Evidently the Trustees had reason to believe that they could obtain from the first legislature of Maine the powers they had twice sought in vain from the General Court of Massachusetts. They certainly lost no time in making the attempt. The first session of the legislature of the new state met on May 21, 1820. To it the following petition was submitted.[2]

Petition

To the Hon. the Senate & House of Representatives of the State of Maine, in Legislature assembled,

Respectfully represent, The Trustees of the Maine Literary & Theological Institution, That this Institution was incorporated by an Act of the Legislature in 1813, &, at the same time, was endowed with a Grant of a Township of land—That in 1818 the Trustees established the Institution in Waterville, & in July of the same year, instruction was commenced under the direction of the the Rev. Jeremiah Chaplin, Professor of Theology—that the Rev.
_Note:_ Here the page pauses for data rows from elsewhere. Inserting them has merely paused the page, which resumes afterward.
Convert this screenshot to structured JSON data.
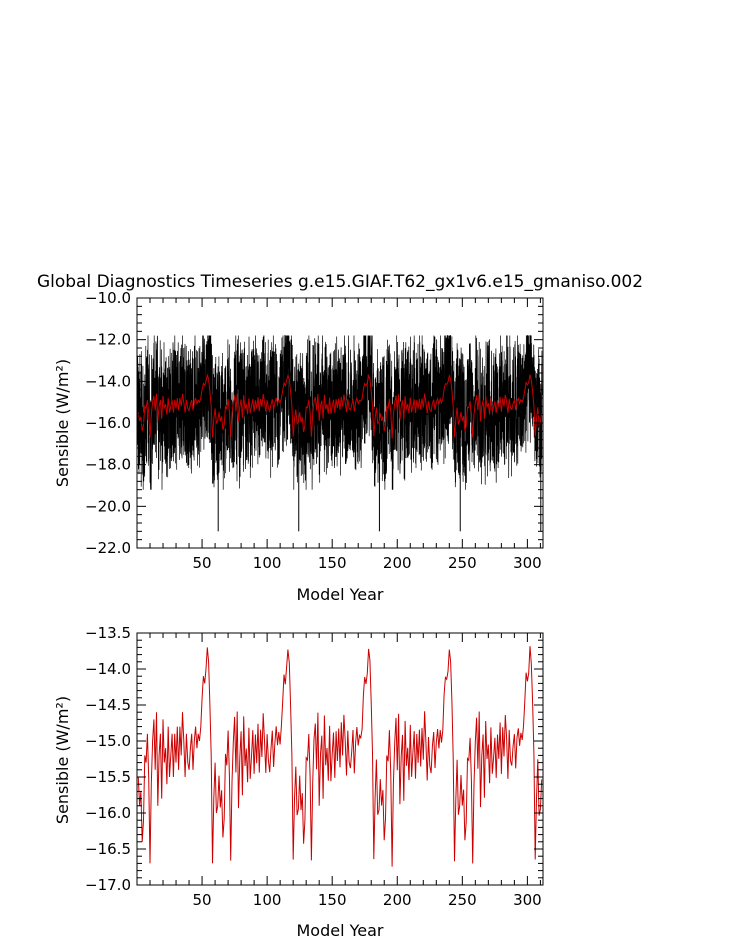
{
  "title": "Global Diagnostics Timeseries g.e15.GIAF.T62_gx1v6.e15_gmaniso.002",
  "colors": {
    "monthly": "#000000",
    "annual": "#cc0000",
    "axis": "#000000"
  },
  "chart_data": [
    {
      "type": "line",
      "panel": "top",
      "xlabel": "Model Year",
      "ylabel": "Sensible (W/m²)",
      "xlim": [
        0,
        312
      ],
      "ylim": [
        -22.0,
        -10.0
      ],
      "xticks": [
        50,
        100,
        150,
        200,
        250,
        300
      ],
      "yticks": [
        -22.0,
        -20.0,
        -18.0,
        -16.0,
        -14.0,
        -12.0,
        -10.0
      ],
      "ytick_labels": [
        "−22.0",
        "−20.0",
        "−18.0",
        "−16.0",
        "−14.0",
        "−12.0",
        "−10.0"
      ],
      "series": [
        {
          "kind": "monthly",
          "color": "#000000",
          "description_values": {
            "typical_min": -18.5,
            "typical_max": -12.5,
            "spikes_min": -21.3
          }
        },
        {
          "kind": "annual",
          "color": "#cc0000"
        }
      ]
    },
    {
      "type": "line",
      "panel": "bottom",
      "xlabel": "Model Year",
      "ylabel": "Sensible (W/m²)",
      "xlim": [
        0,
        312
      ],
      "ylim": [
        -17.0,
        -13.5
      ],
      "xticks": [
        50,
        100,
        150,
        200,
        250,
        300
      ],
      "yticks": [
        -17.0,
        -16.5,
        -16.0,
        -15.5,
        -15.0,
        -14.5,
        -14.0,
        -13.5
      ],
      "ytick_labels": [
        "−17.0",
        "−16.5",
        "−16.0",
        "−15.5",
        "−15.0",
        "−14.5",
        "−14.0",
        "−13.5"
      ],
      "series": [
        {
          "kind": "annual",
          "color": "#cc0000",
          "x": [
            1,
            2,
            3,
            4,
            5,
            6,
            7,
            8,
            9,
            10,
            11,
            12,
            13,
            14,
            15,
            16,
            17,
            18,
            19,
            20,
            21,
            22,
            23,
            24,
            25,
            26,
            27,
            28,
            29,
            30,
            31,
            32,
            33,
            34,
            35,
            36,
            37,
            38,
            39,
            40,
            41,
            42,
            43,
            44,
            45,
            46,
            47,
            48,
            49,
            50,
            51,
            52,
            53,
            54,
            55,
            56,
            57,
            58,
            59,
            60,
            61,
            62
          ],
          "values": [
            -15.5,
            -15.9,
            -15.7,
            -16.4,
            -16.1,
            -15.2,
            -15.3,
            -14.9,
            -15.5,
            -16.7,
            -15.6,
            -15.0,
            -14.7,
            -15.4,
            -14.6,
            -15.9,
            -15.2,
            -14.9,
            -15.8,
            -14.7,
            -15.3,
            -15.1,
            -15.6,
            -14.8,
            -15.5,
            -15.2,
            -14.9,
            -15.5,
            -14.9,
            -15.3,
            -14.8,
            -15.4,
            -14.8,
            -15.2,
            -14.6,
            -15.0,
            -15.5,
            -14.9,
            -15.3,
            -15.4,
            -15.1,
            -14.9,
            -15.4,
            -15.0,
            -14.8,
            -15.1,
            -14.9,
            -15.0,
            -14.8,
            -14.4,
            -14.1,
            -14.2,
            -14.0,
            -13.7,
            -13.9,
            -14.5,
            -15.2,
            -16.7,
            -15.8,
            -15.3,
            -16.0,
            -15.9
          ]
        }
      ]
    }
  ]
}
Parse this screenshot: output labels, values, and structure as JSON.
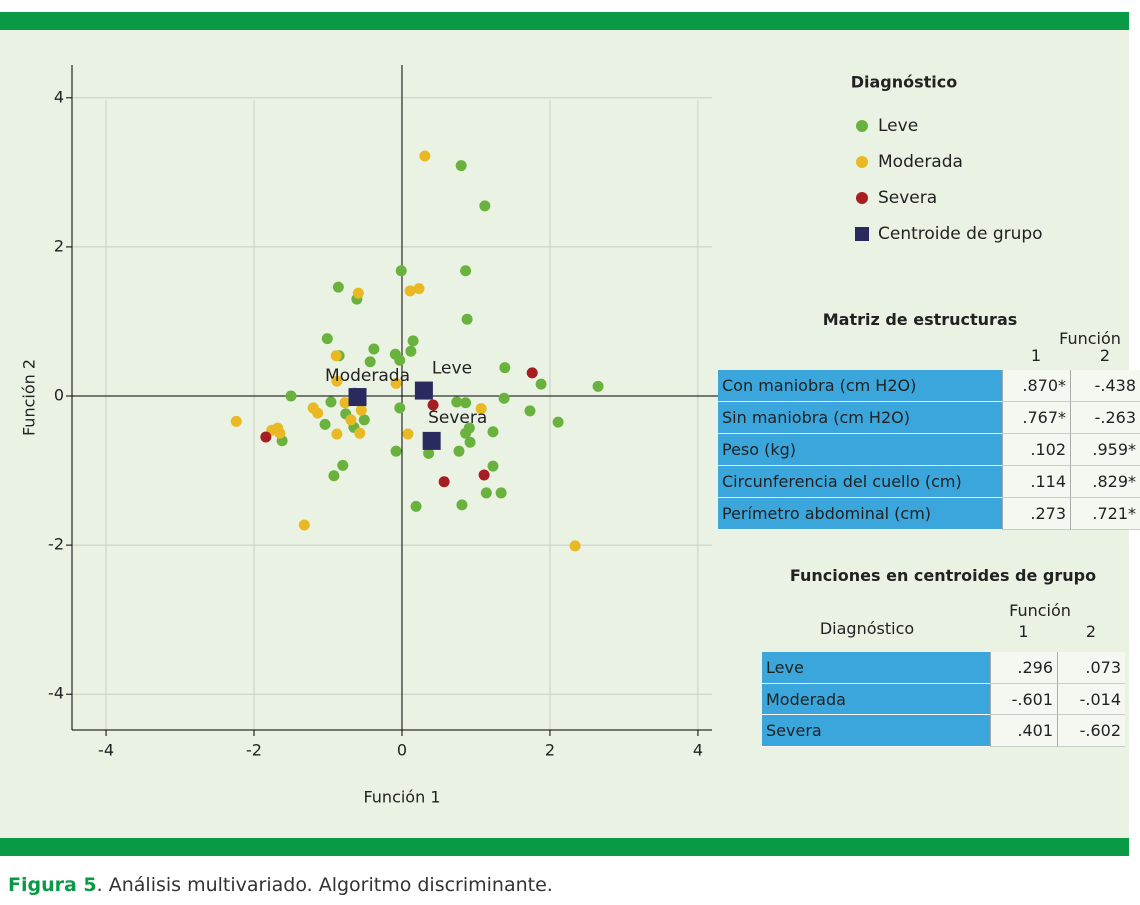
{
  "chart_data": {
    "type": "scatter",
    "xlabel": "Función 1",
    "ylabel": "Función 2",
    "xlim": [
      -4.46,
      4.19
    ],
    "ylim": [
      -4.48,
      4.44
    ],
    "xticks": [
      -4,
      -2,
      0,
      2,
      4
    ],
    "yticks": [
      -4,
      -2,
      0,
      2,
      4
    ],
    "grid": true,
    "legend_title": "Diagnóstico",
    "legend_position": "right",
    "series": [
      {
        "name": "Leve",
        "color": "#6ab23e",
        "marker": "circle",
        "x": [
          0.8,
          1.12,
          0.86,
          -0.01,
          -0.86,
          -0.61,
          0.88,
          -1.01,
          0.15,
          0.12,
          -0.38,
          -0.85,
          -0.09,
          -0.03,
          -0.43,
          1.39,
          1.88,
          2.65,
          -1.5,
          -0.96,
          -0.76,
          -0.51,
          -1.04,
          -0.65,
          -0.03,
          0.74,
          0.86,
          1.38,
          0.91,
          0.86,
          0.92,
          1.23,
          1.73,
          2.11,
          -0.08,
          0.36,
          0.77,
          1.23,
          -0.8,
          -0.92,
          1.14,
          1.34,
          0.19,
          0.81,
          -1.62
        ],
        "y": [
          3.09,
          2.55,
          1.68,
          1.68,
          1.46,
          1.3,
          1.03,
          0.77,
          0.74,
          0.6,
          0.63,
          0.54,
          0.56,
          0.48,
          0.46,
          0.38,
          0.16,
          0.13,
          0,
          -0.08,
          -0.24,
          -0.32,
          -0.38,
          -0.42,
          -0.16,
          -0.08,
          -0.09,
          -0.03,
          -0.43,
          -0.5,
          -0.62,
          -0.48,
          -0.2,
          -0.35,
          -0.74,
          -0.77,
          -0.74,
          -0.94,
          -0.93,
          -1.07,
          -1.3,
          -1.3,
          -1.48,
          -1.46,
          -0.6
        ]
      },
      {
        "name": "Moderada",
        "color": "#e8b923",
        "marker": "circle",
        "x": [
          0.31,
          0.23,
          0.11,
          -0.59,
          -0.89,
          -0.88,
          -0.08,
          -2.24,
          -1.76,
          -1.68,
          -1.65,
          -1.2,
          -1.14,
          -0.77,
          -0.55,
          -0.57,
          -0.88,
          -0.64,
          0.08,
          1.07,
          -1.32,
          2.34,
          -0.69
        ],
        "y": [
          3.22,
          1.44,
          1.41,
          1.38,
          0.54,
          0.2,
          0.17,
          -0.34,
          -0.46,
          -0.43,
          -0.5,
          -0.16,
          -0.23,
          -0.09,
          -0.19,
          -0.5,
          -0.51,
          0.04,
          -0.51,
          -0.17,
          -1.73,
          -2.01,
          -0.32
        ]
      },
      {
        "name": "Severa",
        "color": "#a71e22",
        "marker": "circle",
        "x": [
          1.76,
          -1.84,
          0.42,
          1.11,
          0.57
        ],
        "y": [
          0.31,
          -0.55,
          -0.12,
          -1.06,
          -1.15
        ]
      },
      {
        "name": "Centroide de grupo",
        "color": "#2b2a5e",
        "marker": "square",
        "labels": [
          "Leve",
          "Moderada",
          "Severa"
        ],
        "x": [
          0.296,
          -0.601,
          0.401
        ],
        "y": [
          0.073,
          -0.014,
          -0.602
        ]
      }
    ]
  },
  "structure_table": {
    "title": "Matriz de estructuras",
    "group_header": "Función",
    "columns": [
      "1",
      "2"
    ],
    "rows": [
      [
        "Con maniobra (cm H2O)",
        ".870*",
        "-.438"
      ],
      [
        "Sin maniobra (cm H2O)",
        ".767*",
        "-.263"
      ],
      [
        "Peso (kg)",
        ".102",
        ".959*"
      ],
      [
        "Circunferencia del cuello (cm)",
        ".114",
        ".829*"
      ],
      [
        "Perímetro abdominal (cm)",
        ".273",
        ".721*"
      ]
    ]
  },
  "centroid_table": {
    "title": "Funciones en centroides de grupo",
    "row_header": "Diagnóstico",
    "group_header": "Función",
    "columns": [
      "1",
      "2"
    ],
    "rows": [
      [
        "Leve",
        ".296",
        ".073"
      ],
      [
        "Moderada",
        "-.601",
        "-.014"
      ],
      [
        "Severa",
        ".401",
        "-.602"
      ]
    ]
  },
  "caption": {
    "label": "Figura 5",
    "text": ". Análisis multivariado. Algoritmo discriminante."
  }
}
Avery Briggs has been since appointed Professor of languages, & commenced instruction in the summer of 1819—that the number of Students now in the Institution is twenty-two—

They further represent, that since the establishment of the Institution, benefactions of generous individuals have amounted to about seven thousand dollars—by means of which, they have been enabled to purchase eligible grounds for the erection of suitable buildings, & to erect and finish a dwelling house & out buildings for the accommodation of one of the Professors, & have the greater part of the materials now collected for a brick Edifice one hundred & twenty feet long—forty feet wide—three stories high & to contain thirty-six rooms for students—

They further represent, that it was the original design of the Trustees, whenever their funds & prospects should warrant, to establish a sufficient number of Professors and Tutors to instruct in all the different branches of science and literature, usually taught in our Colleges—That, in establishing the Institution in Waterville, they believed they thereby attained one important point
  1. E. W. Hall: History of Higher Education in Maine, p. 104.
  2. The petition, and all documents quoted from this point (except records of the Trustees) are on file in the office of the Secretary of State at Augusta.